Phyloseminar #103: Bjørn Kopperud (LMU Munich) and Andrew Magee (U Washington)

Birth-death congruence classes can be collapsed using Bayesian shrinkage priors

Recently, the discovery of congruent sets of phylogenetic birth-death processes has raised a series of questions as to what diversification patterns we can infer from phylogenetic trees and which are indistinguishable. Many phylogenetic trees are estimated solely from extant samples, and thus yield ultrametric trees that lack critical information (i.e., extinction events) about the tempo of diversification histories. This is the crux of the problem, and makes models in the same congruence class statistically unidentifiable. However, the general behaviour for such classes is not well known. How similar are these classes, are they easy to construct, and is it possible to mimic any plausible diversification history within one single class?

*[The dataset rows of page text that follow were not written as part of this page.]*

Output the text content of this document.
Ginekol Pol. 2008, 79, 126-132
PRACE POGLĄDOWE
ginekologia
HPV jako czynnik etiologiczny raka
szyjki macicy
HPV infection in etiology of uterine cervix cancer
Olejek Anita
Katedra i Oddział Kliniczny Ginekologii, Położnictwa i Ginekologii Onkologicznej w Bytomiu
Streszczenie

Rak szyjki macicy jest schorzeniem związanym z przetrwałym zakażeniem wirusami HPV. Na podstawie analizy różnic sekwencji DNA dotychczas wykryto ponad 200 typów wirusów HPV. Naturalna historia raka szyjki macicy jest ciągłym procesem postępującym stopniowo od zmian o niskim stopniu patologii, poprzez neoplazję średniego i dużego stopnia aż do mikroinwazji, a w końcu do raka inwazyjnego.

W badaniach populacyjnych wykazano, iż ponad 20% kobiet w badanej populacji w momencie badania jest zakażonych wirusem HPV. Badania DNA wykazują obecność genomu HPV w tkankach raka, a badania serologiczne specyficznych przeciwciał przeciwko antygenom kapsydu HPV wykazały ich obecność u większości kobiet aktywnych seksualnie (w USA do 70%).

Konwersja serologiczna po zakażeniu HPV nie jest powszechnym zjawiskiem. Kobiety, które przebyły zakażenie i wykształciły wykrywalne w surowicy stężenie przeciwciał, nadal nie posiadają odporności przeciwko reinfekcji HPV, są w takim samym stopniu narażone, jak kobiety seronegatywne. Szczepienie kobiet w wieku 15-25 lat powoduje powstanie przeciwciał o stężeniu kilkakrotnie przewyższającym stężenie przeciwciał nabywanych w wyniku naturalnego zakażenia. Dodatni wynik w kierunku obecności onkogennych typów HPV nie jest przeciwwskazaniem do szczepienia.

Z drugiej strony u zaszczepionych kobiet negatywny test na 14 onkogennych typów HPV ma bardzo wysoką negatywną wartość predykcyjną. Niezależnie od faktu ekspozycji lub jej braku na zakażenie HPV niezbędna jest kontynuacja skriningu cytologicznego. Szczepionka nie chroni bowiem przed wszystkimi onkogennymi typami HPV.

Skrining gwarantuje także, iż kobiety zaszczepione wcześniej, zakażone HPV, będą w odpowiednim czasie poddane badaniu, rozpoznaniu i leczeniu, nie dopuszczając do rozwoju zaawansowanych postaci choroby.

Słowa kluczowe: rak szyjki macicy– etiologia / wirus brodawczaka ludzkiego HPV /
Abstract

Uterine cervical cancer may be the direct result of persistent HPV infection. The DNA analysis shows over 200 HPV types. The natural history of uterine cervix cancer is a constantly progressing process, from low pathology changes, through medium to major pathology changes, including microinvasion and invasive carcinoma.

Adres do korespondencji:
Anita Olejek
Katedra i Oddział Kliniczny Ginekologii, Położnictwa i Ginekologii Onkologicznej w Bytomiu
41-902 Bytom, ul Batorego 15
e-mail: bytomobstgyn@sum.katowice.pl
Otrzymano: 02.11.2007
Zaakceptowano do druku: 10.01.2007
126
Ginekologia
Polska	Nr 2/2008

To answer this, we simulate a series of phylogenetic trees, both within and across congruence classes, and investigate their properties using state of the art Bayesian inference methods. Our results show that the diversification rates inferred using Bayesian shrinkage priors produce not an arbitrary model from the congruence class. Instead, using Bayesian shrinkage priors collapses the congruence class, yielding a single, simplest model in accordance with the prior expectations. Thus, diversification rate can be inferred from molecular phylogenies when realistic priors are used.